BlackBerry had its annual analyst summit this month where it showcased both how the company is adapting to the changing and increasingly AI-driven world and how it continues to struggle to separate itself from its roots. This last is like the problem IBM had when it sold its PC Company to Lenovo, but, in a way, it’s worse because, in that case, IBM retained its identity while BlackBerry has clearly changed from the smartphone-founding company it once was to the software company it has become which has almost nothing to do with smartphones.
The missing ingredient for both changes was the extremely high requirement to communicate to existing and potential customers the nature of the changes and to make up for the loss of visibility, something I think both companies took for granted.
Let’s talk about why BlackBerry is struggling even more than IBM did and how it seems to be fixing that identity problem.
IBM’s PC Company.
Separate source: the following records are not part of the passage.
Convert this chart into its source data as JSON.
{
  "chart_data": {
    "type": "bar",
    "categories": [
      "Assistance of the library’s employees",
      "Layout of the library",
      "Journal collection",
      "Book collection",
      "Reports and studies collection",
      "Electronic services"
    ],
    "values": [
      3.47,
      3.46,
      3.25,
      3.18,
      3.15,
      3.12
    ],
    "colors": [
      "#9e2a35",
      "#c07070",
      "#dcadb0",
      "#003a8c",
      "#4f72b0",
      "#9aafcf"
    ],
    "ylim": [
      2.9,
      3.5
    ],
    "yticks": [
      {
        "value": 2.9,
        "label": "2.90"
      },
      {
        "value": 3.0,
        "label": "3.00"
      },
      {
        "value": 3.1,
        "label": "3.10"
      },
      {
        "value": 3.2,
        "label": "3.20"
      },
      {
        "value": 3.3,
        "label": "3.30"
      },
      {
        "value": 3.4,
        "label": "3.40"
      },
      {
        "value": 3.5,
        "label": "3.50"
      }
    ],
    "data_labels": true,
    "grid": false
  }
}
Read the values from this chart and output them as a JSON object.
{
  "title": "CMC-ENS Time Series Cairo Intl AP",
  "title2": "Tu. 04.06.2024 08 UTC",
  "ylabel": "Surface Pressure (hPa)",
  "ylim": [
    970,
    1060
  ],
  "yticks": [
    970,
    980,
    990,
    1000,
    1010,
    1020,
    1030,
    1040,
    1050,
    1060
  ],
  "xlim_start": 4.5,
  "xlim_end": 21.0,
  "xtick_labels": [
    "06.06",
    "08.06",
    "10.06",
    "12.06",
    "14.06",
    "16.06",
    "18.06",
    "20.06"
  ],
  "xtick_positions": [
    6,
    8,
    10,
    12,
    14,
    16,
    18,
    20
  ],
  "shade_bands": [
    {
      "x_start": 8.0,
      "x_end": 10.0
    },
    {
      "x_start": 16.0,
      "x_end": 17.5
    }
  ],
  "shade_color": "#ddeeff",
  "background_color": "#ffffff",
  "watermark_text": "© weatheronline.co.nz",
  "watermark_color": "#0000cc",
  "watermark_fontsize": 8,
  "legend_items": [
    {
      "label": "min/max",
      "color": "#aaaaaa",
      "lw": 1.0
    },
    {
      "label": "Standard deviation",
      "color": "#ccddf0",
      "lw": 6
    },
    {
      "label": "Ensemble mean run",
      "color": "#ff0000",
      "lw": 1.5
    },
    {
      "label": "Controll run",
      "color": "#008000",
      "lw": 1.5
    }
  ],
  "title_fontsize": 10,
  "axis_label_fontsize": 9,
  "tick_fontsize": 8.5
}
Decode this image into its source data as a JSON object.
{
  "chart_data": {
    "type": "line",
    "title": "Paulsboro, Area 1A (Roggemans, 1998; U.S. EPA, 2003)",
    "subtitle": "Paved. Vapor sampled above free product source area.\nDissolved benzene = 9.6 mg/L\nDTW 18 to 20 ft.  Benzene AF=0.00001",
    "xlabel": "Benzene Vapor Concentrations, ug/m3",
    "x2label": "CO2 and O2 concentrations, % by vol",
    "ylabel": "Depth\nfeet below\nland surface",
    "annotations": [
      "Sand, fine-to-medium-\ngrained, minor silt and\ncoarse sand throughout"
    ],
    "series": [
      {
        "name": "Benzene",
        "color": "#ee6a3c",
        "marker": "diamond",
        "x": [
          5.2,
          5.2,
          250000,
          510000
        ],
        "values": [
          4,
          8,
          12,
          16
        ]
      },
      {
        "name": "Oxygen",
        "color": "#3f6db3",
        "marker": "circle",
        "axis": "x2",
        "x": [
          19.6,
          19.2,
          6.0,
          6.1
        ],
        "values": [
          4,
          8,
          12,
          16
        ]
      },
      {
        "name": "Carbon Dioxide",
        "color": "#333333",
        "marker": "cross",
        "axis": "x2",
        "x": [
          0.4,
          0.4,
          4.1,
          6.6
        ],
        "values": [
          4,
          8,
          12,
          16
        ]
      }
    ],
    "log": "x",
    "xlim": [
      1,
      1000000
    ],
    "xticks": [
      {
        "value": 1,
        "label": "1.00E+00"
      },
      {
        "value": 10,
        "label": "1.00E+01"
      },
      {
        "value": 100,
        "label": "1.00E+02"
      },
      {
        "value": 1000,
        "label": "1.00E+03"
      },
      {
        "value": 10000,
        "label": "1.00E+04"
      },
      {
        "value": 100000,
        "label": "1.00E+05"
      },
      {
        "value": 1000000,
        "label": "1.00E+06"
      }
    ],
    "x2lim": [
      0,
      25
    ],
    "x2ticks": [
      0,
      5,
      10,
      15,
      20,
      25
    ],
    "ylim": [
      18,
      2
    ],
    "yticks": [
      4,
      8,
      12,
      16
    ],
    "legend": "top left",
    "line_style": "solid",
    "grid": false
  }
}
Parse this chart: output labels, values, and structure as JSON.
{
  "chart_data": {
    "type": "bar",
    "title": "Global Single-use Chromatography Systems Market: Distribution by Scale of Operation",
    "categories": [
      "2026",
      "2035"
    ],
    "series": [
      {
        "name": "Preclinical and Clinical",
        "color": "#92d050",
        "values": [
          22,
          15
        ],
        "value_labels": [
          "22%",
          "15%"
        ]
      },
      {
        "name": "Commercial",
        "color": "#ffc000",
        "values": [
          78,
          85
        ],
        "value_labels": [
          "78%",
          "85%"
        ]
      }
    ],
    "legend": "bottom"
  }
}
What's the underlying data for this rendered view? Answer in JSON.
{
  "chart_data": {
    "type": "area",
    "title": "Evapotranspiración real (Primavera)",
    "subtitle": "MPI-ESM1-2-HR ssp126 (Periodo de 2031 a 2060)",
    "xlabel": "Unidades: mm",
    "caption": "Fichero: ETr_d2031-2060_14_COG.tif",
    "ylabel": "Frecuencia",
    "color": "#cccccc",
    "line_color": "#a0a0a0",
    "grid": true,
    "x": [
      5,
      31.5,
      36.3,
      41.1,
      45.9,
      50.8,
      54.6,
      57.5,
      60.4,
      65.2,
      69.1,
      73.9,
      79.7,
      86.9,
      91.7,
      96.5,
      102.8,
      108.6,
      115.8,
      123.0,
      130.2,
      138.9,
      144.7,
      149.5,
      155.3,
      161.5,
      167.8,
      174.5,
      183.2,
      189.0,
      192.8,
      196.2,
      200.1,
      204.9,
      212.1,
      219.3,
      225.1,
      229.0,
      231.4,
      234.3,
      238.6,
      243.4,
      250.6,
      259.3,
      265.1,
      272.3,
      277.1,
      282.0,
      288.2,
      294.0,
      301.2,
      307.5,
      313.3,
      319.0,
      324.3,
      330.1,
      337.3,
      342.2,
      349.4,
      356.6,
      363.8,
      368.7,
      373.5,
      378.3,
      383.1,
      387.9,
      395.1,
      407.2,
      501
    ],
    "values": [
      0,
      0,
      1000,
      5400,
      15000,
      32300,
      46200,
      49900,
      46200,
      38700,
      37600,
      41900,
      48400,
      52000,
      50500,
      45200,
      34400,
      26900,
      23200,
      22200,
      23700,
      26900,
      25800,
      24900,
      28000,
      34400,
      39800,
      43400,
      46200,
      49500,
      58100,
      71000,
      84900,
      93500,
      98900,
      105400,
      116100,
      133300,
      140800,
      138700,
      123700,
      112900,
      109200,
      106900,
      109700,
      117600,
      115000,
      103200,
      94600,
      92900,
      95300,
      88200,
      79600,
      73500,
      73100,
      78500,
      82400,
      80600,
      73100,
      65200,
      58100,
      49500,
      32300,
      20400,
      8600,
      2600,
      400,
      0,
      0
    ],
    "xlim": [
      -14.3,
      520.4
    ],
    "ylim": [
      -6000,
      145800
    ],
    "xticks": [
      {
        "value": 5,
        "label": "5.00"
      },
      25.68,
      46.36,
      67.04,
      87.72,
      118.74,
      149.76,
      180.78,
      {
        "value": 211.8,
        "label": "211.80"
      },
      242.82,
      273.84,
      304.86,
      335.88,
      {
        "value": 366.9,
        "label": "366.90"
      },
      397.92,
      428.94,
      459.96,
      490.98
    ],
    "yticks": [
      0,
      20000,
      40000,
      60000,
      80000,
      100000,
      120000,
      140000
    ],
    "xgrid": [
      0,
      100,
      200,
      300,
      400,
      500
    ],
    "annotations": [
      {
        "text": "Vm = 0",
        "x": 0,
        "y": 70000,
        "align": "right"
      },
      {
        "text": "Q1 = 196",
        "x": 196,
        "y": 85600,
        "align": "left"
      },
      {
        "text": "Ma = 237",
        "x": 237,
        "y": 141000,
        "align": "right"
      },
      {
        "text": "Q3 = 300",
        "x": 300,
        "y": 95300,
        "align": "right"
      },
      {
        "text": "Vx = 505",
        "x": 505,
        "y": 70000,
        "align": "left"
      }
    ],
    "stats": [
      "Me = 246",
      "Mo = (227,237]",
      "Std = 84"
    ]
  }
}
Unintended consequences
I first saw this with IBM when it sold the PC Company which was painfully timed. I say “painfully” because, just prior to the sale, Sam Palmisano, IBM’s then-CEO, had dismantled the marketing organization that Louis Gerstner, his predecessor, had created to revitalize IBM’s image and brand. That marketing organization would have been critical to making sure that losing the IBM PC company didn’t reduce IBM’s visibility in the market.
Throughout much of IBM’s history, IBM’s brand was in front of huge numbers of people in the form of IBM Selectric typewriters, printers, terminals, and PCs. But by the time the PC Company was spun out, the only products most people saw were the desktop and laptop PCs. So, when that went to Lenovo, Lenovo effectively replaced IBM in the minds of those users, and Think, IBM’s historic tagline, shifted to Lenovo and put that company on the enterprise map.
In short, because of its impact on both Lenovo and IBM brands, the PC Company had value to both companies that wasn’t captured by the price. It reduced the need for brand marketing for any company that owned it because, through the desktop products, it put that brand in front of massive numbers of people and helped to keep IBM relevant. So, losing both the PC Company and the unique and massively powerful marketing organization did long-term damage to the firm’s brand and visibility.
BlackBerry’s problem was far worse because, unlike IBM which largely remained the same company it was, BlackBerry changed from being a smartphone company (like Apple) to a software company with an emphasis on security. This created an image and marketing mess because BlackBerry, prior to this change, was failing so it had a dual image problem. It both needs to overcome the image of a failing company and its smartphone roots.
Over the nearly two decades that BlackBerry has been undergoing this change, it has made massive changes to its product lines, purchased companies like Cylance that put it on the cutting edge of intelligent security solutions, created products like AtHoc that help assure employee safety, and moved aggressively into automotive with the leading automotive OS (QNX) and tools like Jarvis that help curate and assure automotive software.
Still, BlackBerry’s held back by a lack of image marketing that conveys these changes and capabilities to the market.
Marketing to the rescue
One of the things that’s different this year is that the company presented at its summit is that BlackBerry is significantly upping its marketing and may, therefore, be able to communicate who it is now and get far stronger consideration for its products. At the same time, it’s simplifying its product sets around solutions that should make marketing and selling these sets easier.
In short, BlackBerry is finally funding marketing which should help it address the identity issues that it has had and help make up for the loss of visibility that occurred when it left the smartphone segment. By the way, it is somewhat ironic that Lenovo is now moving into BlackBerry’s old space with the Think Phone. I can’t help but wonder what would have happened had Lenovo bought BlackBerry as it intended to do (the deal was blocked) prior to buying Motorola.
BlackBerry is a cautionary tale of what can happen if you don’t understand how and when to use marketing to overcome image problems. Louis Gerstner, for all his faults (he didn’t know tech), understood marketing and used that skill to save IBM from going under. But that marketing capability is rare in tech, and its rarity makes pivots like the one BlackBerry underwent far more difficult than otherwise would be the case.
Finally, it looks like BlackBerry understands the need to market who it is and what it can do. If it continues to build on these marketing efforts, it should be able to finally get a revenue stream that is consistent with its powerful and incredibly timely product set.
The lesson from both the BlackBerry and IBM events is that understanding how your company markets and how to market is a critical skill that is too often overlooked. It leads to massive mistakes and the inability to get credit for the work your firm is doing in the form of revenue.
It is sad how many companies seem to learn this lesson the hard way.